Neural Network Function Approximation
The paper puts forward SiLU and dSiLU as novel activation functions. The SiLU is defined as the product of an input and its sigmoid, whereas the dSiLU stands as its derivative. Compared to the commonly used ReLU and sigmoid units, experiments show that SiLUs notably outperform ReLUs and dSiLUs exceed sigmoid units in several reinforcement learning scenarios. Notably, the SiLU maintains a form similar to a "soft floor," clamp mitigating large magnitudes and thus providing implicit regularization during learning.

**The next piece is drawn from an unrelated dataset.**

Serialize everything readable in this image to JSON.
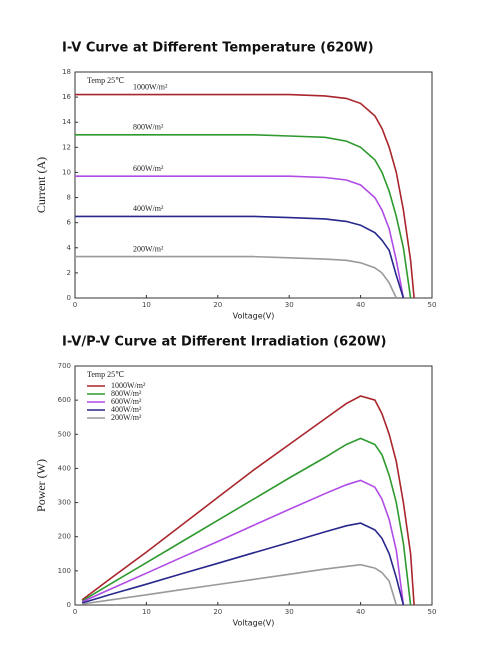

Comparison with Traditional Methods
The paper suggests reverting to a more traditional on-policy learning model, incorporating eligibility traces and softmax action selection. The motivation for this stems from the historical success of Tesauro's TD-Gammon and aims to highlight that such methods can still be competitive without needing a separate target network as used in DQN.
Empirical Results
SZ-Tetris
In the domain of stochastic SZ-Tetris, a simplified yet challenging version of Tetris, the researchers tested shallow networks with different hidden units. The dSiLU network delivered an average score of 263, significantly outperforming the existing state-of-the-art score by 20%. This key result underscores the efficacy of dSiLU in this domain.
When deep networks were tested using raw board configurations, the SiLU-dSiLU architecture outperformed other configurations, achieving a score of 229, further establishing the robustness of SiLUs and dSiLUs in reinforcement learning tasks.
10x10 Tetris
To further validate their activation functions, the authors applied them to a smaller 10x10 version of Tetris, where learning time is manageable. They achieved a state-of-the-art average score of 4,900 points, notable since past methods, even those utilizing sophisticated feature sets, managed only scores in the range of 3,000 to 4,200 points.
Atari 2600 Domain
To test applicability in high-dimensional state spaces, the authors applied their model to 12 Atari 2600 games. The SiLU-dSiLU agents outperformed DQN and its improvements (Gorila DQN and double DQN), particularly excelling in games like Asterix and Asteroids. While double DQN had achieved normalized mean and median scores of 127% and 105% respectively, the proposed SiLU-dSiLU agents achieved 332% and 125%, respectively. This performance reinforces the potential of these new activation functions along with the traditional on-policy learning approach.
Analysis of Value Estimation and Action Selection
The experiments evaluated how well TD(λ) and Sarsa(λ) can estimate expected discounted returns, reaffirming the algorithms' robustness in avoiding the overestimation of action values—a known issue in Q-learning algorithms. Furthermore, the use of softmax action selection proved advantageous over ε-greedy selection, especially in games where random exploratory moves can have disproportionately negative consequences.
Implications and Future Directions
The findings present compelling evidence that SiLUs and dSiLUs can significantly enhance the performance of neural network-based reinforcement learning agents. The success of traditional methods augmented with these novel activation functions also suggests a promising direction for reinforcement learning. Future work might explore hybrid methodologies that combine the on-policy learning advantages demonstrated with the computational efficiencies and stability of separate target networks, dueling architectures, or asynchronous learning frameworks.
By investigating such directions, further refinements in reinforcement learning algorithms can be expected, pushing the boundaries of what these models can achieve in both domain-specific applications and more generalized AI tasks.